The Kurdistan Regional Government fails to pay civil servants’ salaries in full and on time since 2015, and recently has taken the decision to slash salaries by 21%. No salary has been paid in 50 days.
We have previously put forward three demands for the three leadership organs of the Federal Government
Sayran added: “We have previously put forward three demands for the three leadership organs of the Federal Government, but we haven’t received any replies. We can’t wait any longer; those of us residing in Kirkuk have been marginalized by both KRG and Baghdad.”
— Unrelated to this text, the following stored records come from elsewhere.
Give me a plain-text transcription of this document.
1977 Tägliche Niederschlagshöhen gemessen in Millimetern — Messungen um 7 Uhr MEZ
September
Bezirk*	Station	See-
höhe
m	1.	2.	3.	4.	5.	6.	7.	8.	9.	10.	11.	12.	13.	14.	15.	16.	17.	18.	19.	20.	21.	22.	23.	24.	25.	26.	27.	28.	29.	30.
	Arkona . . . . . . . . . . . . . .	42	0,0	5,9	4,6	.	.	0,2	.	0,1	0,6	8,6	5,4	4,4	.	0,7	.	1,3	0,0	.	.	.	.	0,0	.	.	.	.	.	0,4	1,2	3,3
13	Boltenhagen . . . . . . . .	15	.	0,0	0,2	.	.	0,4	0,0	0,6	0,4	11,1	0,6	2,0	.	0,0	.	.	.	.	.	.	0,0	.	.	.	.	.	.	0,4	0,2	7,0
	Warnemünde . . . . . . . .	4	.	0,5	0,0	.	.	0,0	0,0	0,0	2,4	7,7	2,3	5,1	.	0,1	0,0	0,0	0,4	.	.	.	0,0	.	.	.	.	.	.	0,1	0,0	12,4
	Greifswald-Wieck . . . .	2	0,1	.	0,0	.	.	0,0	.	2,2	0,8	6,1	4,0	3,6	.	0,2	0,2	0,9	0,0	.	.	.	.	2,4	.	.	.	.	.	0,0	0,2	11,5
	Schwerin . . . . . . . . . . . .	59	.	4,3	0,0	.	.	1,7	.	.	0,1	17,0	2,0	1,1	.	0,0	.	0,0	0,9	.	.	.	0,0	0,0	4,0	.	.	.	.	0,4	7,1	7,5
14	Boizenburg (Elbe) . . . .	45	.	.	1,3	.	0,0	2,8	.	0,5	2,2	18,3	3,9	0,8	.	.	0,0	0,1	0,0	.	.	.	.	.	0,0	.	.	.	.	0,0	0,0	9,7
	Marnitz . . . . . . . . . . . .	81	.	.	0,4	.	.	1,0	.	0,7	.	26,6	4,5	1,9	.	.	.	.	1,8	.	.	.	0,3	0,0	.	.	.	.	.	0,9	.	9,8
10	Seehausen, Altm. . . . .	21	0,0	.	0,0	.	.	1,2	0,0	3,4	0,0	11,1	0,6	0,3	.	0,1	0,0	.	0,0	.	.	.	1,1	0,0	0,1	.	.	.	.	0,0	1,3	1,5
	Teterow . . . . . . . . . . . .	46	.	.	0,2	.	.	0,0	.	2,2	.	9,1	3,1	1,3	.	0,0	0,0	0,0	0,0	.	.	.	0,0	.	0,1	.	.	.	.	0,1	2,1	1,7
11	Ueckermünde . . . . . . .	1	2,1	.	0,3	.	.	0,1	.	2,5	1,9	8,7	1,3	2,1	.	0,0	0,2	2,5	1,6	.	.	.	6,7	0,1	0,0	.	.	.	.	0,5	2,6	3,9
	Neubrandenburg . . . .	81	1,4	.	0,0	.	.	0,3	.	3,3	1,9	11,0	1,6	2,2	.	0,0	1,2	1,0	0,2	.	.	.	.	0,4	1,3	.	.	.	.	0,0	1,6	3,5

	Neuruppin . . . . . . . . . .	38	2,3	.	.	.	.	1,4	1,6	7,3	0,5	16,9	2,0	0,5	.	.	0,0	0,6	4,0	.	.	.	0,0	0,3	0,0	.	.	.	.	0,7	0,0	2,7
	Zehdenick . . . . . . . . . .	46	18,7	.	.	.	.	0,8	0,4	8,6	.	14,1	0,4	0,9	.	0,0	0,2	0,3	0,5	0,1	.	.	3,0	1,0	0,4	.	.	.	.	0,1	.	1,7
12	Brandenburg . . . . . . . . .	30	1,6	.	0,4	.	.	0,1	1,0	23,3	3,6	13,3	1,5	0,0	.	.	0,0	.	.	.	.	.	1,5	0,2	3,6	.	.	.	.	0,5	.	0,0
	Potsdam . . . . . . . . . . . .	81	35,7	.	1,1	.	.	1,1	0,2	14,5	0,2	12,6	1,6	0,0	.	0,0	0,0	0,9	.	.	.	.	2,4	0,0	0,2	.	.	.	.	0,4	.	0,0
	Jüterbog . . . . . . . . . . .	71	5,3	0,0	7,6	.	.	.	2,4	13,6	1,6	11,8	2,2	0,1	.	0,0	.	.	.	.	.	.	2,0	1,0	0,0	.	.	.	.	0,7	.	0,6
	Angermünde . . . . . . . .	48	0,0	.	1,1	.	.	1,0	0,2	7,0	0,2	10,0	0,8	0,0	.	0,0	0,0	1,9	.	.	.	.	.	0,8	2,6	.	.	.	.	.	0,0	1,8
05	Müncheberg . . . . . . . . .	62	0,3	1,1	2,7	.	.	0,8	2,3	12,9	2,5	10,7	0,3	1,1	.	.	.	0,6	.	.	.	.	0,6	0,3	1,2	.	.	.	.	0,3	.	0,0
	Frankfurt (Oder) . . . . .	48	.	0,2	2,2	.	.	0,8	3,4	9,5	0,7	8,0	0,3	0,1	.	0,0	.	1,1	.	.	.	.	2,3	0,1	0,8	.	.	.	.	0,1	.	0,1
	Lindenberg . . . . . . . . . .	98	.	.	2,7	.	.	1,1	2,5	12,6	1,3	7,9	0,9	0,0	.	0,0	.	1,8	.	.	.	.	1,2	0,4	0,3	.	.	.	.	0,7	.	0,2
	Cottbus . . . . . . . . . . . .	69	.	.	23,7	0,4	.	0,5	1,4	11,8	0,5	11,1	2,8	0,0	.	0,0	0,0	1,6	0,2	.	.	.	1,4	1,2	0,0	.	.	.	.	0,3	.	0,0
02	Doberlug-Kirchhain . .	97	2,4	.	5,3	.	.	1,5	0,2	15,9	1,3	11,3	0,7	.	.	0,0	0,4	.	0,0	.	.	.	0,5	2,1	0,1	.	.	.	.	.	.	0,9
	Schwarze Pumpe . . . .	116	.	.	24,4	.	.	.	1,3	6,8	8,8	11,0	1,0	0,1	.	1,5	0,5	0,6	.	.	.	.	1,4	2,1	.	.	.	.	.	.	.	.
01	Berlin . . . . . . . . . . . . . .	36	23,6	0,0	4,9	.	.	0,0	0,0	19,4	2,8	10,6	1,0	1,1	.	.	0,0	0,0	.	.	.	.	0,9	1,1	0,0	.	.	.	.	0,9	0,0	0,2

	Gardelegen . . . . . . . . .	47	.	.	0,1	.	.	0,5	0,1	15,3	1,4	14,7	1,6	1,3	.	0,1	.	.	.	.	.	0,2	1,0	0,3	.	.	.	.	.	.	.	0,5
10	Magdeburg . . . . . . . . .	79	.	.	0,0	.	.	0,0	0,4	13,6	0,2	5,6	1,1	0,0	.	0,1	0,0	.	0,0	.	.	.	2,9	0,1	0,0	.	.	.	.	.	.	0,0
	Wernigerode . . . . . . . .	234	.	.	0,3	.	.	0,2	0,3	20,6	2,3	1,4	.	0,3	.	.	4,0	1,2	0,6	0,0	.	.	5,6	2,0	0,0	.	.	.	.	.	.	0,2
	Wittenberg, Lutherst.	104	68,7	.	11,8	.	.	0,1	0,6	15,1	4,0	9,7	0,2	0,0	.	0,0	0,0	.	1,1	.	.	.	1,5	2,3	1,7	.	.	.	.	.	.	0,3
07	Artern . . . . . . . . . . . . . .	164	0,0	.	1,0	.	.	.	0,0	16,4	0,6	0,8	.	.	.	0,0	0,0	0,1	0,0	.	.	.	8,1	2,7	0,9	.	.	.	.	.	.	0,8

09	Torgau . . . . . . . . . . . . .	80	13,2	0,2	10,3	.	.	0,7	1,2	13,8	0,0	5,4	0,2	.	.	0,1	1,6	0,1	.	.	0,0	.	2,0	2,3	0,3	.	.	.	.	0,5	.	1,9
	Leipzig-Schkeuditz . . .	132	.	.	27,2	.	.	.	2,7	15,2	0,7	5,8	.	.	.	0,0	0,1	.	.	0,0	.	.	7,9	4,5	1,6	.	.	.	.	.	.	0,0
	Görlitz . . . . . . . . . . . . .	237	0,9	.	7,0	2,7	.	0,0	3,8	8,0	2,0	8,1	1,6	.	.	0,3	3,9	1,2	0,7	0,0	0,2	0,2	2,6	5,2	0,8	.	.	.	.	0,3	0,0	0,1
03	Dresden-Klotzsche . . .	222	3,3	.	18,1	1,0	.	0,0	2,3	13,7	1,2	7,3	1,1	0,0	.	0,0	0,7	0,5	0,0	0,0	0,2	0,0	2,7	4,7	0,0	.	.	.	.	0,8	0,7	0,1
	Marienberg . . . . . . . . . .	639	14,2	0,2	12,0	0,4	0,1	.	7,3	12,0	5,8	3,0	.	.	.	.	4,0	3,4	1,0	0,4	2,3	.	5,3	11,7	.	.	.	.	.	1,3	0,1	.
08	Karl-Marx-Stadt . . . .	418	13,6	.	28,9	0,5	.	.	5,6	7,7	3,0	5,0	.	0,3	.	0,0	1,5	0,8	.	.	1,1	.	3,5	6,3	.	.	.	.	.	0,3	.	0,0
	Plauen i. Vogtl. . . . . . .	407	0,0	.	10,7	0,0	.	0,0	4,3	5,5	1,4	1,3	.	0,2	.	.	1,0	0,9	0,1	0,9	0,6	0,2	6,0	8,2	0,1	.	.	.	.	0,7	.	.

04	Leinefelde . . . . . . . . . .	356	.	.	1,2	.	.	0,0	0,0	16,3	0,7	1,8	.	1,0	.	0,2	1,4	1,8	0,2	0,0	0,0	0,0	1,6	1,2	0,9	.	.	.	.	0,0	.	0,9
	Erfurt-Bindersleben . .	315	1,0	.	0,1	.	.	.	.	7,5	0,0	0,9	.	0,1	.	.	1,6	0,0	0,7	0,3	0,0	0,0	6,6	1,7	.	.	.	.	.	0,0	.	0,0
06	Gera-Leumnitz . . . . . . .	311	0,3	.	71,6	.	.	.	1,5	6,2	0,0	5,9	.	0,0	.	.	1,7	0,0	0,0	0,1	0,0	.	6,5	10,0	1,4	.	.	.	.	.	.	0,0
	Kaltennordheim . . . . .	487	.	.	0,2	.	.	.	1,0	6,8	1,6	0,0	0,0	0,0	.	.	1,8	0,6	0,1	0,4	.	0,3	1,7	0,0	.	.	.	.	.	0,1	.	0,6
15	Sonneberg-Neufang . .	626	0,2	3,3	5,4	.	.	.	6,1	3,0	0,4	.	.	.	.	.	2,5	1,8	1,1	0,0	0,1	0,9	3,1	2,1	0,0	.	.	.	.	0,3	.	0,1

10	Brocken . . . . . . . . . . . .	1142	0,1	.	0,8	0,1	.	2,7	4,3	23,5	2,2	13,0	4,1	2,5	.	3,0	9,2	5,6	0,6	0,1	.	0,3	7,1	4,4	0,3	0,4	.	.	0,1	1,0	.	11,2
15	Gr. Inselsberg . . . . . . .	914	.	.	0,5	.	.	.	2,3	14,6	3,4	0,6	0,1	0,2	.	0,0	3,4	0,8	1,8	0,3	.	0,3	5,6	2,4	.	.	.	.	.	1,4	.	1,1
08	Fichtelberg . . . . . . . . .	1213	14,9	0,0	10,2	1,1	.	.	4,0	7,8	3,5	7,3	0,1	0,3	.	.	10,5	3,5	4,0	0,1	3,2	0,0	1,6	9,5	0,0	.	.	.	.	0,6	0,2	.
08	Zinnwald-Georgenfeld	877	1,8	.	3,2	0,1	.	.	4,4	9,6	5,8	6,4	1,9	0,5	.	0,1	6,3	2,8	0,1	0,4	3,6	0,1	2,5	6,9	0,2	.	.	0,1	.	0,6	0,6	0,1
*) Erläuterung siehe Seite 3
Khanda Adnan, part of another protesting group: graduates of science faculties, said: “This is the second day we come here to protest, we request to be employed. Employing us has been stopped for years.”
Khanda graduated five years ago, and she has been unemployed since then. She added: “The government advertises job vacancies on their official websites, but they only hire those who have connections.”
The female graduates remained in the protest until evening, but the male graduates stayed in front of the provincial office all night.
The third group of protests, graduates of engineering faculties, have been protesting 13 times since December 2019, but have been ignored.
Inas Hamad, a graduate of a science faculty, told KirkukNow: “Our representatives with members of parliament have met with the oil minister, but we haven’t gotten any concrete results.”
He says that the minister had offered them three options for employment, but says that “all of that was just empty talk and nothing of it came to fruition.”